External parties do not have access to the internal workings of the target AI. In theory, this «virtual hacker» should be able to identify vulnerabilities more quickly than a real attacker.

«Our AI assistant can push the agent to execute complex, long-term malicious processes initiated over dozens or even hundreds of steps. We have observed new attack strategies that did not surface in our human red team engagements or in external reports,» OpenAI mentioned in their blog.

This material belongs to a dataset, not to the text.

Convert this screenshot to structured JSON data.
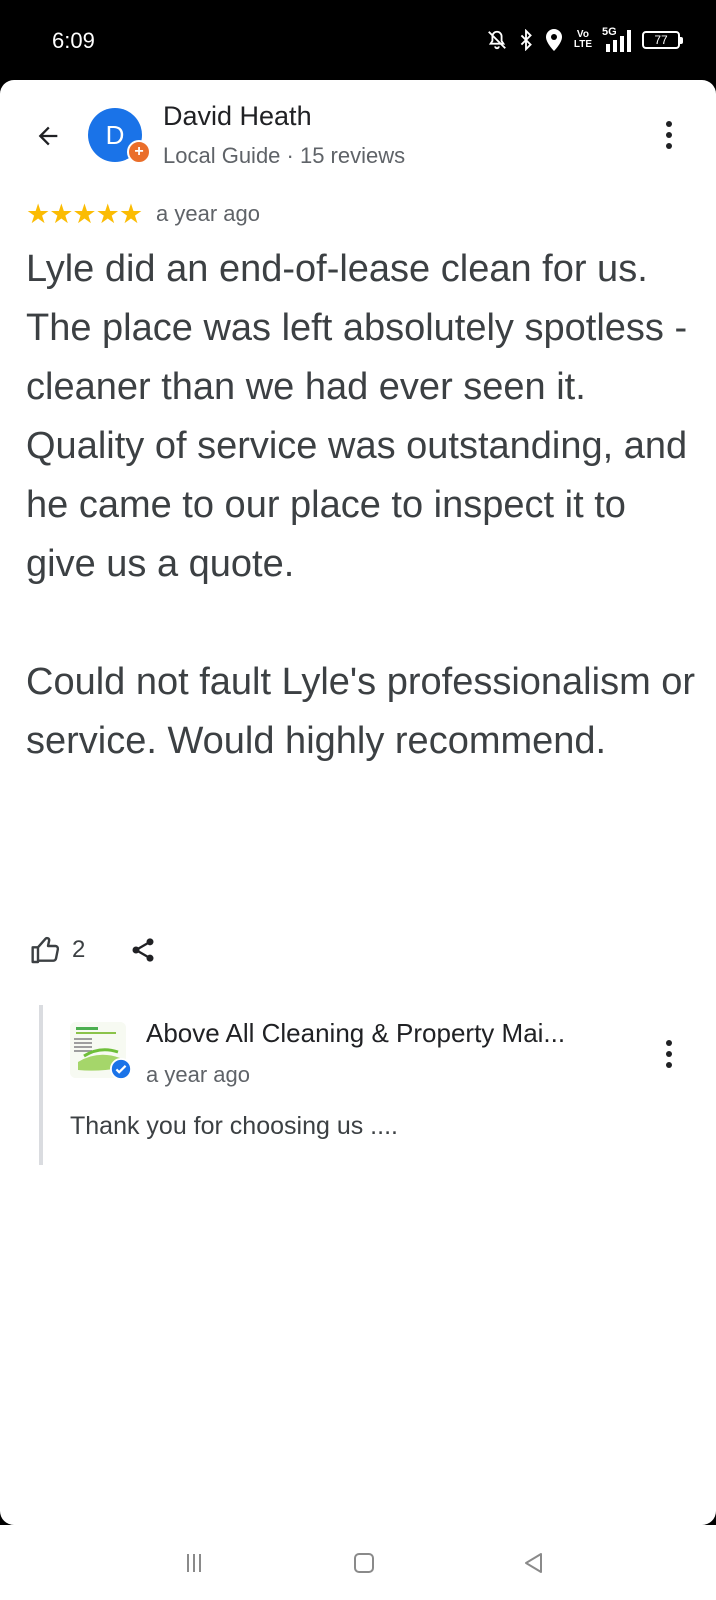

For example, an automated adversary sent an email to a user. The AI agent then scanned the email service and executed hidden instructions, sending a termination message instead of formulating an out-of-office response.

After a security update, the «agent mode» was able to detect the sudden prompt injection attempt and flag it for the user.

OpenAI emphasized that, while it is challenging to effectively protect against such attacks, reliance on extensive testing and rapid correction cycles is vital.

Rami McCarty, the Chief Security Researcher at Wiz, highlighted that reinforcement learning is a key method for continuously adapting to the behavior of attackers, but it is only part of the overall strategy.

«A useful way to think about risks in AI systems is autonomy multiplied by access. Agent-based browsers occupy a tricky part of this space: moderate autonomy combined with very high access. Many current recommendations reflect this trade-off. Limiting access after login primarily reduces vulnerability, while requiring confirmation requests constrains autonomy,» the expert noted.

OpenAI provided these two recommendations to users for risk reduction. The startup also suggested giving agents specific instructions rather than granting access to emails and asking them to «take any necessary actions.»

McCarty pointed out that to date, browsers with integrated AI agents do not offer sufficient benefits to justify the associated risk profile.

«This balance will evolve, but today the compromises are still very real,» he concluded.

It is worth mentioning that in November, Microsoft experts presented a testing environment for AI agents and identified vulnerabilities inherent in modern digital assistants.